As of January 1, all Penguin Random House ebooks are now licensed to libraries under the terms previously offered by Random House. The license is perpetual with no limits on the number of circulations or time period. This is as close to ownership as offered by any of the Big Five publishers.
As in the past, the license is for one circulation at a time per copy. Previously, Penguin had imposed a one-year limit on library licenses, requiring the library to pay again for the title.
Prior to the merger of Penguin and Random House in July 2013, the two publishers had entirely different terms for library licensing of their ebooks. Random House offered perpetual access at a high price while Penguin offered one year of access for about the consumer price of the ebook.

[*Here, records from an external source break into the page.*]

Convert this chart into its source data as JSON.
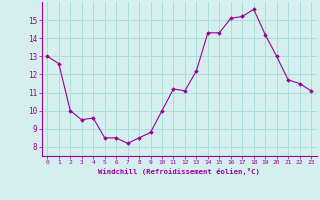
{
  "x": [
    0,
    1,
    2,
    3,
    4,
    5,
    6,
    7,
    8,
    9,
    10,
    11,
    12,
    13,
    14,
    15,
    16,
    17,
    18,
    19,
    20,
    21,
    22,
    23
  ],
  "y": [
    13.0,
    12.6,
    10.0,
    9.5,
    9.6,
    8.5,
    8.5,
    8.2,
    8.5,
    8.8,
    10.0,
    11.2,
    11.1,
    12.2,
    14.3,
    14.3,
    15.1,
    15.2,
    15.6,
    14.2,
    13.0,
    11.7,
    11.5,
    11.1
  ],
  "line_color": "#990099",
  "marker": "D",
  "marker_size": 1.8,
  "bg_color": "#d5eeee",
  "grid_color": "#aadddd",
  "xlabel": "Windchill (Refroidissement éolien,°C)",
  "xlabel_color": "#990099",
  "tick_color": "#990099",
  "xlim": [
    -0.5,
    23.5
  ],
  "ylim": [
    7.5,
    16.0
  ],
  "yticks": [
    8,
    9,
    10,
    11,
    12,
    13,
    14,
    15
  ],
  "xticks": [
    0,
    1,
    2,
    3,
    4,
    5,
    6,
    7,
    8,
    9,
    10,
    11,
    12,
    13,
    14,
    15,
    16,
    17,
    18,
    19,
    20,
    21,
    22,
    23
  ]
}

Random House had established a limit of $85 per ebook title, and many of their newest best sellers were priced at the limit. Their new pricing sets a limit of $65 per copy. This is clearly an improvement for libraries. Penguin titles will now have the same $65 limit, even though previously many were offered for library lending at the consumer price with the one-year time limit. If most new Penguin titles reach this $65 limit, this change could hit libraries hard.
For libraries looking to build long-term collections, these changes should be beneficial. For libraries that use ebooks to meet current popular demand, the increase in cost for Penguin titles will hurt. On the other hand, there is clear benefit in making the selection decision once and not having to review that decision annually.
Hachette Book Group offers its ebooks on terms and pricing similar to the terms now in effect from Penguin Random House, so two of the Big Five now have similar terms.
Though we were in shock when HarperCollins instituted its 26-loan limit in 2011, that rental model is now recognized as an attractive alternative to high-priced perpetual access.
At this point, the ideal arrangement would be the ability to license any title for perpetual access and to license the same title for a set number of circulations or a set time period, combining the library’s need to build its collection and to meet current popular demand.
The focus of the Digital Content Working Group these past five years has been on the Big Five publishers, but we know that many of the midsized and smaller publishers offer much more favorable terms to libraries. The latest Big Five Publishers and Library Lending chart shows where we stand today. Going forward this chart needs to be expanded to include more of the publishers libraries rely on to meet local needs.
Updated with correction on January 28, 2016.